For more options, see the CLI reference documentation.
Additional information
If you want to learn more about the Moderne CLI, we'd encourage you to check out the following docs:
- Layered configuration in the CLI
- JDK selection and configuration
- Using the Moderne IntelliJ plugin with the CLI
Or watch the following videos:
Differences between the Moderne CLI and the OpenRewrite build plugins
The OpenRewrite build plugins are designed to run a single recipe on a single repository at a time. When you run a recipe using these plugins, a new LST is produced regardless of whether or not the code for that repository has changed. This LST is temporarily stored in memory and used by the recipe before being discarded at the end of the recipe run. For large projects, this can be problematic as the entire LST must fit in memory for the recipe to work.
In contrast, the Moderne CLI is designed for scale. You can run recipes against multiple repositories at once and the LST does not need to fit into memory. This is because the Moderne CLI uses proprietary code to build the LST up in parts and then serializes/writes it to the disk (as part of the mod build
command). Likewise, the mod run
command will read this LST from the disk in pieces as it runs recipes rather than building the LST every time.
When running the Moderne CLI commands for the first time, you might notice that running a single recipe on a single repository is slower than the OpenRewrite build plugins. This is due to the fact that the OpenRewrite build plugins do not serialize the LST and write it to disk.

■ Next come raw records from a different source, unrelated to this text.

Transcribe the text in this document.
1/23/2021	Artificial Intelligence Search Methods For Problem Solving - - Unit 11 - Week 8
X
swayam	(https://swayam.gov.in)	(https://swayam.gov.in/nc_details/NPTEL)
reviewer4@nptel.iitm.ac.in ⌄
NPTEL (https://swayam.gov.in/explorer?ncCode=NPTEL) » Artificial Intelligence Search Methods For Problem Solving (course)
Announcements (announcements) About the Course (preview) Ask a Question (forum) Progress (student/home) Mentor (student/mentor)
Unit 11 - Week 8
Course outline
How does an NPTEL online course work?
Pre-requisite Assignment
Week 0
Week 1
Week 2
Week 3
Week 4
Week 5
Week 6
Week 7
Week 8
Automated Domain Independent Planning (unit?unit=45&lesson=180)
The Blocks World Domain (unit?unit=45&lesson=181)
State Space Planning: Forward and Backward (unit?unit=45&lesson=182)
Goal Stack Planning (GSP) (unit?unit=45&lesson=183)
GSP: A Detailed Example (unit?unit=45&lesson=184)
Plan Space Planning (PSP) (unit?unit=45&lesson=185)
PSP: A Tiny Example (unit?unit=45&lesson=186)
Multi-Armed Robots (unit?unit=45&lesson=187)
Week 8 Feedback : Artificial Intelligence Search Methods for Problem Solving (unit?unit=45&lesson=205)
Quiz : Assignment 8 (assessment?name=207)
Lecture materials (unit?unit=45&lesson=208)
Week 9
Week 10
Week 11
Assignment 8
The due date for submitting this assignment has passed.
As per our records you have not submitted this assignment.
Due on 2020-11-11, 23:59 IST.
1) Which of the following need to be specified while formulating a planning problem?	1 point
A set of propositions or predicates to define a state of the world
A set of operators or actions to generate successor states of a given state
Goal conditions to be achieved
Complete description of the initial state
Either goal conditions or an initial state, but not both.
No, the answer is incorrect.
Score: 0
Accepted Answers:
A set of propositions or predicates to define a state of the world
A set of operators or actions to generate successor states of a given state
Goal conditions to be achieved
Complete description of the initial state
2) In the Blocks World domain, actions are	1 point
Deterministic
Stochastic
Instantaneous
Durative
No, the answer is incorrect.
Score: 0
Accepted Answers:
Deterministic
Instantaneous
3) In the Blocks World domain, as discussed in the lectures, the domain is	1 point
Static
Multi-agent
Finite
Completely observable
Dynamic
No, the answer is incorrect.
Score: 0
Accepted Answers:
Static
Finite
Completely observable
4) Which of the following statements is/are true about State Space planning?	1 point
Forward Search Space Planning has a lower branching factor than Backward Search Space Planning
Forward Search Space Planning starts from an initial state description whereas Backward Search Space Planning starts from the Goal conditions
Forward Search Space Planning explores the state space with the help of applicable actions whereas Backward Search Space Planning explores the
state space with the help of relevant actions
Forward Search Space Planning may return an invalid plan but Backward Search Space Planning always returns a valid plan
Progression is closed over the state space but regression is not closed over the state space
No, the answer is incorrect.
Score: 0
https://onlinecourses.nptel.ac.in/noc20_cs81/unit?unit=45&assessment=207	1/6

However, if you wanted to run more recipes against the same LST, you would see that the Moderne CLI drastically increases in speed compared to the OpenRewrite build plugins as the Moderne CLI can read the pre-built LST and execute recipes against it rather than having to build it again each time. Furthermore, if you wanted to, you could use the Moderne CLI to run a recipe against many repositories at once – which the OpenRewrite build plugins can't do.